21.03.2010 13:20 von K. Neumann

Als hätte Max Gerson nie gelebt. Nun ja, man traut sich in D noch nicht einmal, die Originalausgabe zu drucken. Aber jeder kann sie sich aus den USA besorgen. Aber Seeger wäre frei verkäuflich. Nur nicht lesbar für den Normalpatienten. Die Prognose bei Darmkrebs ist immer gut, weil man die Toxine resultierend aus einer Fehlbesiedlung des Darmes bei Krebskranken mit der Verkürzung des Darmes reduziert. Es gab einen englischen Chirurgen, der bei jedem Krebs ein Stück Darm entfernt hat und damit die Prognose verbesserte. Die alten Hausärzte wussten noch, dass es in Familien eben auch Ernährungstraditionen gab, die "vererbt" wurden. Und die Wirkungen natürlich dazu, wenn man ein guter Beobachter war. Heute hat der Supermarkt diese Ernährungstradionen wohl in den meisten der Fälle übernommen. Entsprechend "individuell" agiert die Medizin. Ja, und wer in D einen alternativen Weg sucht zu dem, was die "Schule" bietet oder damit nicht zufrieden ist, da hat der Bundessozialgerichtshof vorgebeugt: auch wenn die Methode in dem beschriebenen Fall offensichtlich ein Menschenleben gerettet hat und auch andere retten könnte, ist sie doch nicht medizinisch-wissenschaftlich und daher nicht erstattungsfähig durch die Kassen.

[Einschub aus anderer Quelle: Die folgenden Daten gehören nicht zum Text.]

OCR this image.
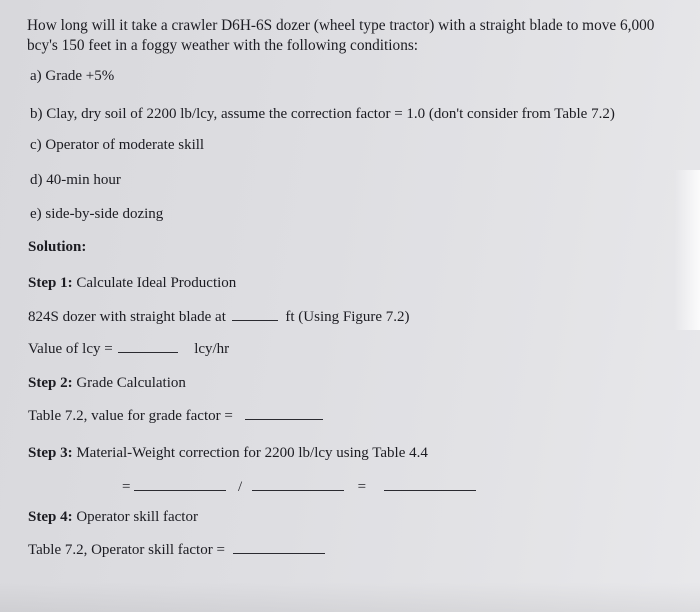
How long will it take a crawler D6H-6S dozer (wheel type tractor) with a straight blade to move 6,000 bcy's 150 feet in a foggy weather with the following conditions:
a) Grade +5%
b) Clay, dry soil of 2200 lb/lcy, assume the correction factor = 1.0 (don't consider from Table 7.2)
c) Operator of moderate skill
d) 40-min hour
e) side-by-side dozing
Solution:
Step 1: Calculate Ideal Production
824S dozer with straight blade at	ft (Using Figure 7.2)
Value of lcy =	lcy/hr
Step 2: Grade Calculation
Table 7.2, value for grade factor =
Step 3: Material-Weight correction for 2200 lb/lcy using Table 4.4
=	/	=
Step 4: Operator skill factor
Table 7.2, Operator skill factor =
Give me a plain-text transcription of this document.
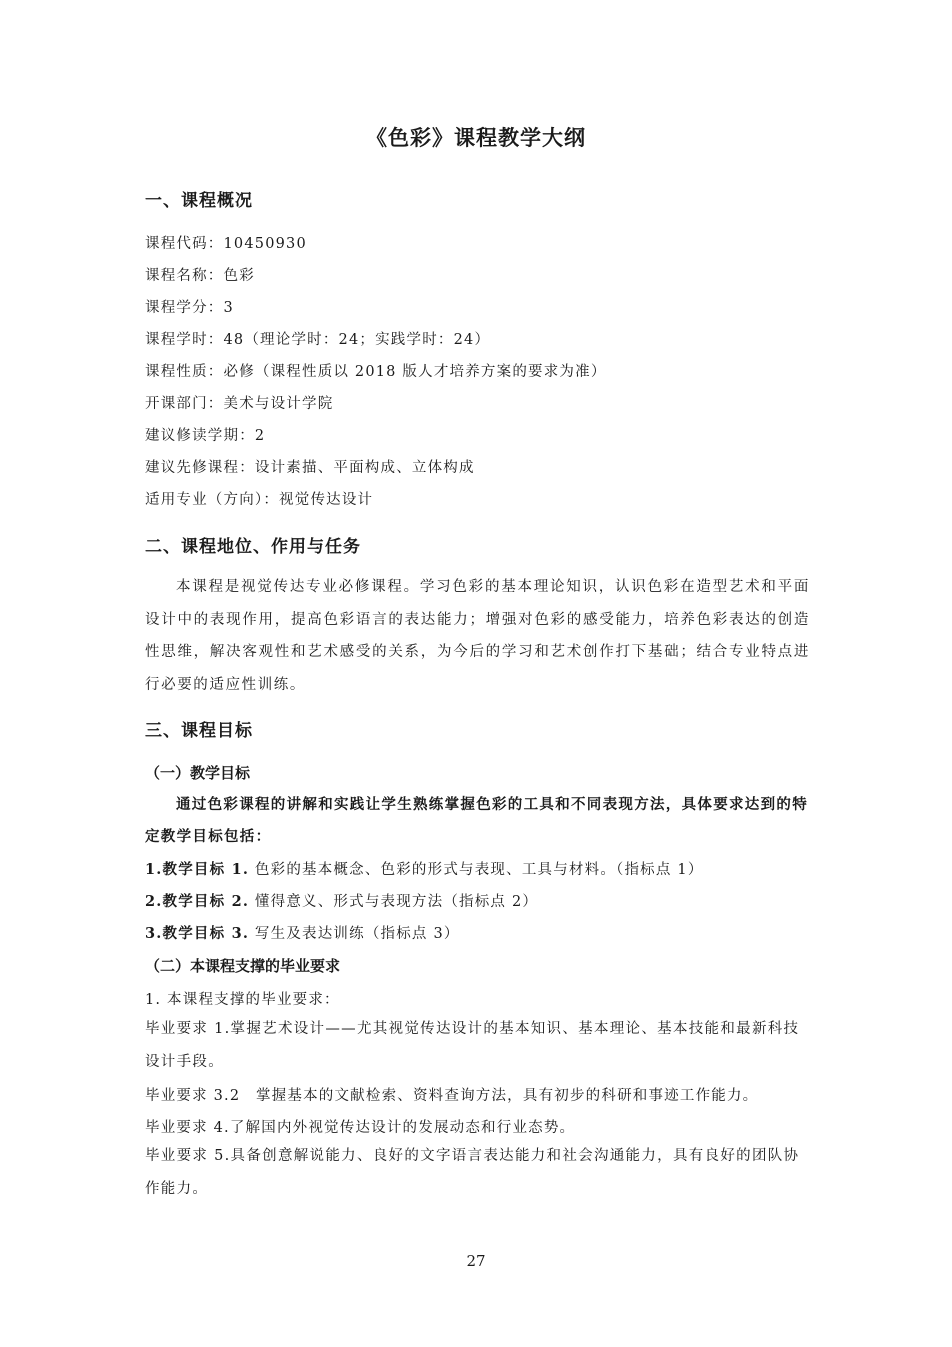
《色彩》课程教学大纲
一、课程概况
课程代码：10450930
课程名称：色彩
课程学分：3
课程学时：48（理论学时：24；实践学时：24）
课程性质：必修（课程性质以 2018 版人才培养方案的要求为准）
开课部门：美术与设计学院
建议修读学期：2
建议先修课程：设计素描、平面构成、立体构成
适用专业（方向）：视觉传达设计
二、课程地位、作用与任务
本课程是视觉传达专业必修课程。学习色彩的基本理论知识，认识色彩在造型艺术和平面设计中的表现作用，提高色彩语言的表达能力；增强对色彩的感受能力，培养色彩表达的创造性思维，解决客观性和艺术感受的关系，为今后的学习和艺术创作打下基础；结合专业特点进行必要的适应性训练。
三、课程目标
（一）教学目标
通过色彩课程的讲解和实践让学生熟练掌握色彩的工具和不同表现方法，具体要求达到的特定教学目标包括：
1.教学目标 1. 色彩的基本概念、色彩的形式与表现、工具与材料。（指标点 1）
2.教学目标 2. 懂得意义、形式与表现方法（指标点 2）
3.教学目标 3. 写生及表达训练（指标点 3）
（二）本课程支撑的毕业要求
1. 本课程支撑的毕业要求：
毕业要求 1.掌握艺术设计——尤其视觉传达设计的基本知识、基本理论、基本技能和最新科技设计手段。
毕业要求 3.2　掌握基本的文献检索、资料查询方法，具有初步的科研和事迹工作能力。
毕业要求 4.了解国内外视觉传达设计的发展动态和行业态势。
毕业要求 5.具备创意解说能力、良好的文字语言表达能力和社会沟通能力，具有良好的团队协作能力。
27
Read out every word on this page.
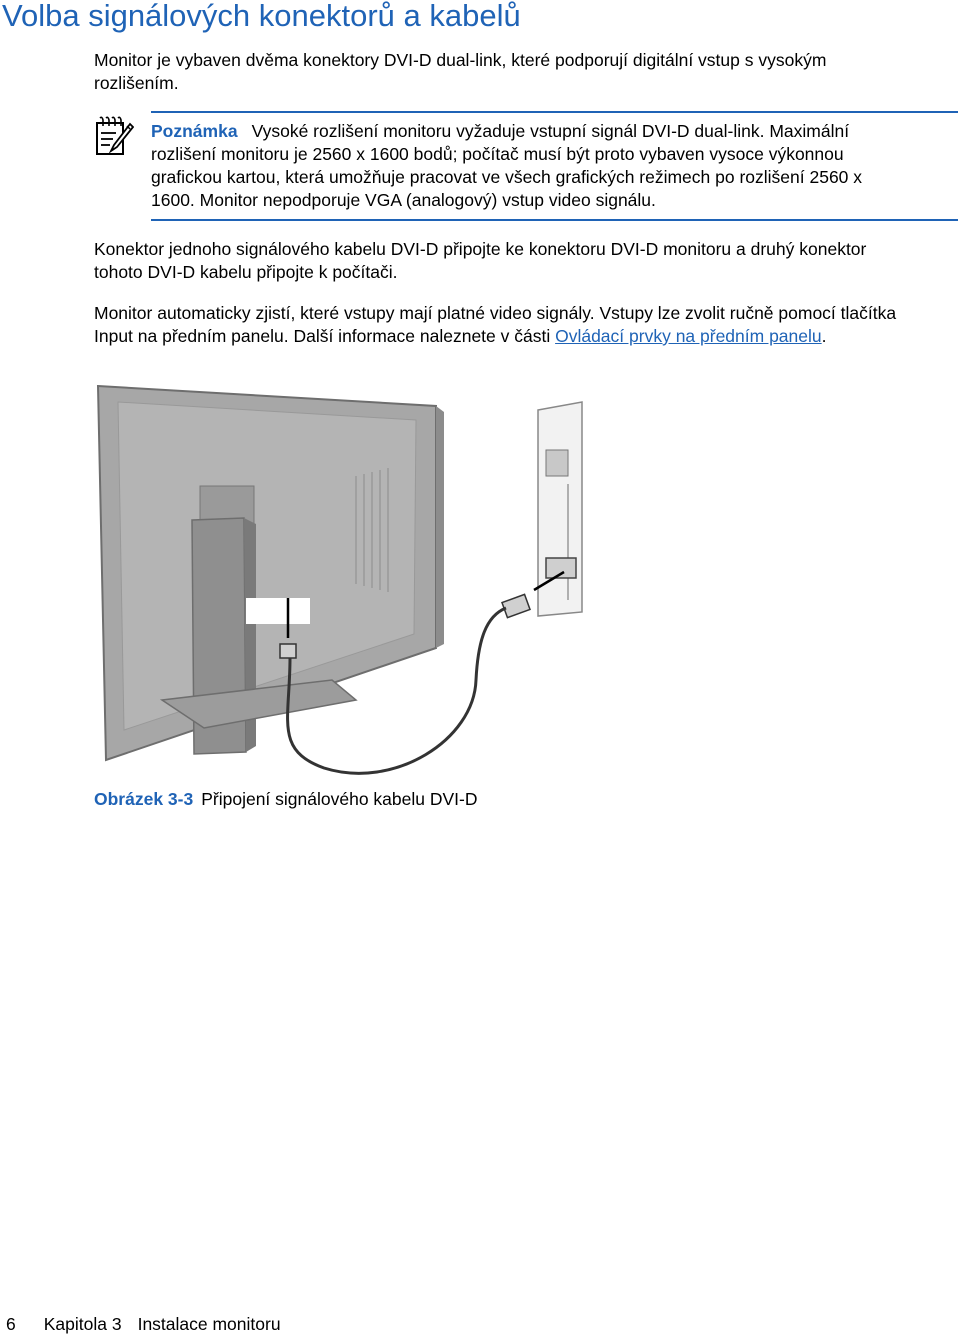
Volba signálových konektorů a kabelů

Monitor je vybaven dvěma konektory DVI-D dual-link, které podporují digitální vstup s vysokým
rozlišením.

Poznámka Vysoké rozlišení monitoru vyžaduje vstupní signál DVI-D dual-link. Maximální
rozlišení monitoru je 2560 x 1600 bodů; počítač musí být proto vybaven vysoce výkonnou
grafickou kartou, která umožňuje pracovat ve všech grafických režimech po rozlišení 2560 x
1600. Monitor nepodporuje VGA (analogový) vstup video signálu.

Konektor jednoho signálového kabelu DVI-D připojte ke konektoru DVI-D monitoru a druhý konektor
tohoto DVI-D kabelu připojte k počítači.

Monitor automaticky zjistí, které vstupy mají platné video signály. Vstupy lze zvolit ručně pomocí tlačítka
Input na předním panelu. Další informace naleznete v části Ovládací prvky na předním panelu.

Obrázek 3-3 Připojení signálového kabelu DVI-D
6 Kapitola 3 Instalace monitoru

Nachzulesen im Buch von Wolf-Dieter Kudwig: Krebs: Ausweg aus d. Sackgasse , Wandlungen seit d. Issels-Prozess. Ja, der Markt in diesem Gesundheitssystem ist klar geregelt auch vor den Gerichten. Wie in der Kirche: nach dem Gebet folgt das Amen. Deswegen ist es besser man schweigt und schaut zu. Denn der Medizin geht das Argument nicht aus, weil sie die Daten nach ihren Kriterien verwaltet. Und die gelten vor den Gerichten. Nur, wie lange trägt sich das alles noch, wenn bereits jeder 9. im Gesundheitssystem arbeitet laut einer Meldung in der EZ und schliesslich von den Beitragszahlern leben muss, die gesund sein müssen, um diese Beiträge auch erwirtschaften zu können durch ihre Arbeit.